By TRACI PARK
On Tuesday, Los Angeles voters will decide the fate of Measure HLA, also referred to as Healthy Streets LA, an effort backed by bike activists who also want to tear down the 90 freeway.
Essentially, HLA would force the City of Los Angeles to remove lanes of traffic and street parking to accommodate dedicated bike and bus lanes. In many places where these roadway modifications have already been implemented, neighbors complain about gridlock and resulting cut-through traffic speeding down residential streets where children play, and local businesses have suffered financial losses due to lost parking and customer access.
Most dangerously, these road diets increase emergency response times, where seconds can mean the difference between life and death. They also impede traffic during mass evacuations, and ultimately, cost lives.
In places where these road diets already exist, like Venice Boulevard in Mar Vista, fire engines and ambulances are frequently stuck in gridlock, with nowhere for cars to move out of the way. When you think about a road diet on an evacuation route, remember the people who died stuck in one in Paradise, California, during the Camp Fire. Just imagine the traffic hellscape Lincoln or Sunset Boulevards would be with road diets during an emergency evacuation.
Tellingly, the proponents of HLA never even bothered to discuss it with our Fire Chief, and local, statewide, and national firefighters unions have officially opposed HLA because similar measures around the state and country have slowed down paramedics and other first responders.
With a taxpayer price tag of at least $3.1 billion over the next decade, HLA will cost more per year than Inside Safe, and that doesn’t even include the nearly $1 billion needed just to clear the City’s backlog of about 8,000 requests for basic sidewalk repairs. With the City already in a hiring freeze and facing a half-billion-dollar budget deficit, voters must understand that HLA will come at the expense of resolving homeless encampments, more trash collection, cracking down on crime, and improving affordability.

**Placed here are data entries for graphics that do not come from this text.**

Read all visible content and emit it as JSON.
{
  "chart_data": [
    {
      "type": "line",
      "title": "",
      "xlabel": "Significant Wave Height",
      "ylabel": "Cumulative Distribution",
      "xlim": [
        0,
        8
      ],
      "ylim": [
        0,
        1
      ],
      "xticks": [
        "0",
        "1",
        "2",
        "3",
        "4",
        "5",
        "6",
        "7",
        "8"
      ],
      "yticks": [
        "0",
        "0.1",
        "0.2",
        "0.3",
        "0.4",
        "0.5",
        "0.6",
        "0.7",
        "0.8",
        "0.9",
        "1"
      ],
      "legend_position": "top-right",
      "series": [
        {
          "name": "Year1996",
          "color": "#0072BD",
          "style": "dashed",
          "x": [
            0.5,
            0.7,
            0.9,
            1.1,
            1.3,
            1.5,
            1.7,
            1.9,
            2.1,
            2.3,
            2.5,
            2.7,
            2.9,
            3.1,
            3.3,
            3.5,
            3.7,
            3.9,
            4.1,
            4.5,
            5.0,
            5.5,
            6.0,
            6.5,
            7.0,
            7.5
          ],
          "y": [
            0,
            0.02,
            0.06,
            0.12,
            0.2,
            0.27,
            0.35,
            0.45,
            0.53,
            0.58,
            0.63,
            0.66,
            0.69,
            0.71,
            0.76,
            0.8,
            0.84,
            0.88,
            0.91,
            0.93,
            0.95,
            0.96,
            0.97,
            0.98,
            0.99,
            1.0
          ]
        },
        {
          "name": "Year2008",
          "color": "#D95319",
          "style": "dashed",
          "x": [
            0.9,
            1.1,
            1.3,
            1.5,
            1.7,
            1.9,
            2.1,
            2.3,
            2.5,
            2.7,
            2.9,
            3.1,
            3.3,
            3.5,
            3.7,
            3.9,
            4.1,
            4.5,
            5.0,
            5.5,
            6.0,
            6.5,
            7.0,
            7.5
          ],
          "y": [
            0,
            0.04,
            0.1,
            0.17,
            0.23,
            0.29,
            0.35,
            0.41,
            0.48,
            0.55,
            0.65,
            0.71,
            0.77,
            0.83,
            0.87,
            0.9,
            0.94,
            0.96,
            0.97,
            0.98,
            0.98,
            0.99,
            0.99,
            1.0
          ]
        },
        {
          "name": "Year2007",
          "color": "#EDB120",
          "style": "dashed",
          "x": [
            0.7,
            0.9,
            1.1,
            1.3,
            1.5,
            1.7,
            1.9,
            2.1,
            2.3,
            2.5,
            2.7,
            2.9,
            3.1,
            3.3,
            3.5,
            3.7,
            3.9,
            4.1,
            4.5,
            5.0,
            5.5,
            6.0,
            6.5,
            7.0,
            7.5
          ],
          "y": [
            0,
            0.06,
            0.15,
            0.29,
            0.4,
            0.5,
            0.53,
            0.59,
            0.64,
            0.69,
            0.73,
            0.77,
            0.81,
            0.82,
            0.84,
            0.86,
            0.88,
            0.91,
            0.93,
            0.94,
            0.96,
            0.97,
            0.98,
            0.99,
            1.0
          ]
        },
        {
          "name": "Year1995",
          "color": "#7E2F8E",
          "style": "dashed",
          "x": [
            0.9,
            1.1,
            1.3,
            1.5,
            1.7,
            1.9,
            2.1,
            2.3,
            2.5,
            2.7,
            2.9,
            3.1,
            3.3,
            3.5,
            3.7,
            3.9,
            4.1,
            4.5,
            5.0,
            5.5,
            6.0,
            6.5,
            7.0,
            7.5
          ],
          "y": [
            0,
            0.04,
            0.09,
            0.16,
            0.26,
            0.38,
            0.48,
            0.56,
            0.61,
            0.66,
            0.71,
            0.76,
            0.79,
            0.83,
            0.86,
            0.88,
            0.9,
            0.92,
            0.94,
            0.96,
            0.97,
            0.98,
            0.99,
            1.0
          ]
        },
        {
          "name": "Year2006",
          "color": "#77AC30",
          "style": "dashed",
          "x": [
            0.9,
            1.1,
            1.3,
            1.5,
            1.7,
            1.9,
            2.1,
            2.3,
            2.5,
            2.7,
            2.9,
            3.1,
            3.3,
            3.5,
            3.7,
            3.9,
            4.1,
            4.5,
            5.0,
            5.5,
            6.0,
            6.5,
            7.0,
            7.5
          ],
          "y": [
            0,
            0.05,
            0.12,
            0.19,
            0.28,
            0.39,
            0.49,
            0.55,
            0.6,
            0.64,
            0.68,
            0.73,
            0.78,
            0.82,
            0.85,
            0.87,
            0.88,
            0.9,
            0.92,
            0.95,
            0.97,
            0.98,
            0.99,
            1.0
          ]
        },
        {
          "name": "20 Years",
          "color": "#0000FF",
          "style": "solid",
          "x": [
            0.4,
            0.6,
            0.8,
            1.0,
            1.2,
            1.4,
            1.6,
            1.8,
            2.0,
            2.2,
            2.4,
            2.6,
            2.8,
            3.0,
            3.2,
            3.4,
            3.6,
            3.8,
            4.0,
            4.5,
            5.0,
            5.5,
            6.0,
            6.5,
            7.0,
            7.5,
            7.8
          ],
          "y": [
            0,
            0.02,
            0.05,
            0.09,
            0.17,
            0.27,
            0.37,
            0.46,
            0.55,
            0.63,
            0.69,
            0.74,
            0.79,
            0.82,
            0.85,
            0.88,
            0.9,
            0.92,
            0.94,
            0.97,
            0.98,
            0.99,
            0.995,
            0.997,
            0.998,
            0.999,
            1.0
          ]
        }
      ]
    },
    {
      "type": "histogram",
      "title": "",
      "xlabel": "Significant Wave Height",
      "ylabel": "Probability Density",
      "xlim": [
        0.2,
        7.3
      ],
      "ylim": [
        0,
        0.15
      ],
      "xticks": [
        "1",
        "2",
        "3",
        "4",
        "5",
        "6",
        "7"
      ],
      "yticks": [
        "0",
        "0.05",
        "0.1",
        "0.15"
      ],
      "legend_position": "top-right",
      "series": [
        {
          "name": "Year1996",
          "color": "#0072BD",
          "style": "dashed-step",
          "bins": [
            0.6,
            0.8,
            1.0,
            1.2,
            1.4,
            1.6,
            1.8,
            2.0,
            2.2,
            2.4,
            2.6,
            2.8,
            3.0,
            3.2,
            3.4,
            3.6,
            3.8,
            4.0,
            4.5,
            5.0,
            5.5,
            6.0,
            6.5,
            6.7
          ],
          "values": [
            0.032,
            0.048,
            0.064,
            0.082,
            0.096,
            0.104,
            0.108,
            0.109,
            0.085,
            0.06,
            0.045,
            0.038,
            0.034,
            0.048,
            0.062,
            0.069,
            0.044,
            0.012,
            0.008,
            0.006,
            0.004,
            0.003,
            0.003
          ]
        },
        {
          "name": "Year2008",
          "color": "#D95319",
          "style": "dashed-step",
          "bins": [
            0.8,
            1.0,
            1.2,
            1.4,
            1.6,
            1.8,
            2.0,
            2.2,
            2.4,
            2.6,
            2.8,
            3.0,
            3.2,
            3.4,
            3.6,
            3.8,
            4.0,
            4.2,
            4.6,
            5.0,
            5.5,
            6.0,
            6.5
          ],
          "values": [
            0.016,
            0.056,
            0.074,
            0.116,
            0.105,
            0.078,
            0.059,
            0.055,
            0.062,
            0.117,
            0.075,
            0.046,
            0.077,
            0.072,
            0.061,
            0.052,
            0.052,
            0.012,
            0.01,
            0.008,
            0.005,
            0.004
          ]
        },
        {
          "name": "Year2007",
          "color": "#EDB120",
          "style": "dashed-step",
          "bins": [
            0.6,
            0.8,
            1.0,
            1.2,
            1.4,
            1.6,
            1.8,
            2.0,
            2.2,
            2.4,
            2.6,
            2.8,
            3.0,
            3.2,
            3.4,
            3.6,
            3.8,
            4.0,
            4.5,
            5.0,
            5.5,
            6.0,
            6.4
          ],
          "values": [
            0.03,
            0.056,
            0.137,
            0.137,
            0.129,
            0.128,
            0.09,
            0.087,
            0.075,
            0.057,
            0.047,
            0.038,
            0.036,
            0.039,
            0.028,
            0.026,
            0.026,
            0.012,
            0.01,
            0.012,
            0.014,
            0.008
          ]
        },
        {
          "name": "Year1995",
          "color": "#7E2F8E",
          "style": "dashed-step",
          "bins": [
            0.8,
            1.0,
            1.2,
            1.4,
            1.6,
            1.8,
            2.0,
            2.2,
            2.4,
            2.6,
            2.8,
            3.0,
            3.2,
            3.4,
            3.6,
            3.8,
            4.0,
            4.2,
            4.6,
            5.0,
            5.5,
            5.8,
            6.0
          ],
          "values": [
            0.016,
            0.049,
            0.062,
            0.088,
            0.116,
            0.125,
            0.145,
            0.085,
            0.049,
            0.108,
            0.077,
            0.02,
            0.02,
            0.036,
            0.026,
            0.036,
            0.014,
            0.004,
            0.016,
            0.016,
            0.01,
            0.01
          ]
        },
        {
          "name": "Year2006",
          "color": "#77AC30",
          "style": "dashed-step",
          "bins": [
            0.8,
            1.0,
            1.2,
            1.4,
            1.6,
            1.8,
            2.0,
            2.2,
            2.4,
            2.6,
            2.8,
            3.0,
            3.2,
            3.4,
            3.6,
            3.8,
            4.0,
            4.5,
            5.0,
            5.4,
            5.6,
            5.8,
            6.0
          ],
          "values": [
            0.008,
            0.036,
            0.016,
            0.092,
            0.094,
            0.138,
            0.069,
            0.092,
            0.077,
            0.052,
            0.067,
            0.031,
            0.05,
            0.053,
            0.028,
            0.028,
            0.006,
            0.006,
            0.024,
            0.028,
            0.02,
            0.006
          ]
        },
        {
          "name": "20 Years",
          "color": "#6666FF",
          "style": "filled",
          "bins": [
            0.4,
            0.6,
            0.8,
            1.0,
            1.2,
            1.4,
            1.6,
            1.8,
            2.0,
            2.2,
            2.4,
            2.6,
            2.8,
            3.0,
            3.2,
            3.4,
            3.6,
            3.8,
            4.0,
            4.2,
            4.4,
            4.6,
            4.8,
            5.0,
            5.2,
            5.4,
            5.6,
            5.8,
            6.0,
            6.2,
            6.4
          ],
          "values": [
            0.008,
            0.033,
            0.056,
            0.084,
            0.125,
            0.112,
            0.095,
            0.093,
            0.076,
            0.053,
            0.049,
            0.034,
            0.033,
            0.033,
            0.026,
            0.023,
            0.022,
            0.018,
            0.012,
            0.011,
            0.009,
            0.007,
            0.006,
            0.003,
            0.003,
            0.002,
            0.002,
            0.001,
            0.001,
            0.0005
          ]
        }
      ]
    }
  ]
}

Any tragic death on our streets is too many, but removing lanes of traffic only leads to gridlock, more distracted driving, and speeding in places where it’s even more dangerous. And, the sad reality is that most of the types of accidents we’re seeing would not be solved by the street modifications called for under HLA. Nor does HLA leave the City with the flexibility to respond to unsafe conditions with specifically designed solutions where they are needed and make sense. Rather, HLA simply mandates road diets every time the City resurfaces any 660-foot stretch of a mobility corridor, regardless of usage, efficiency, connectivity, safety, or community support.
Residents in LA deserve a safe, efficient, and well-connected system of car, bike, and transit lanes. But HLA is none of those things.
Just look at the mess Santa Monica has done to their part of Wilshire Blvd.
I agree with Council Member Traci Park 100% – She states all of the valid reasons why.
It will NOT HELP – What has already been done has been more of a hinderance than a help in all areas. Disabled persons with wheel chairs cannot get close to the curb to be safe to depart from a vehicle. They must depart into the traffic area and then look for a ‘driveway ‘area to get their wheelchair up onto the sidewalk.
The Venice Blvd / Mar Vista area (already with this in place) is a nightmare for everyone INCLUDING EMERGENCY vehicles. It was a MISTAKE then and it would be a MISTAKE now….There are MANY valid reasons to VOTE NO on HLA.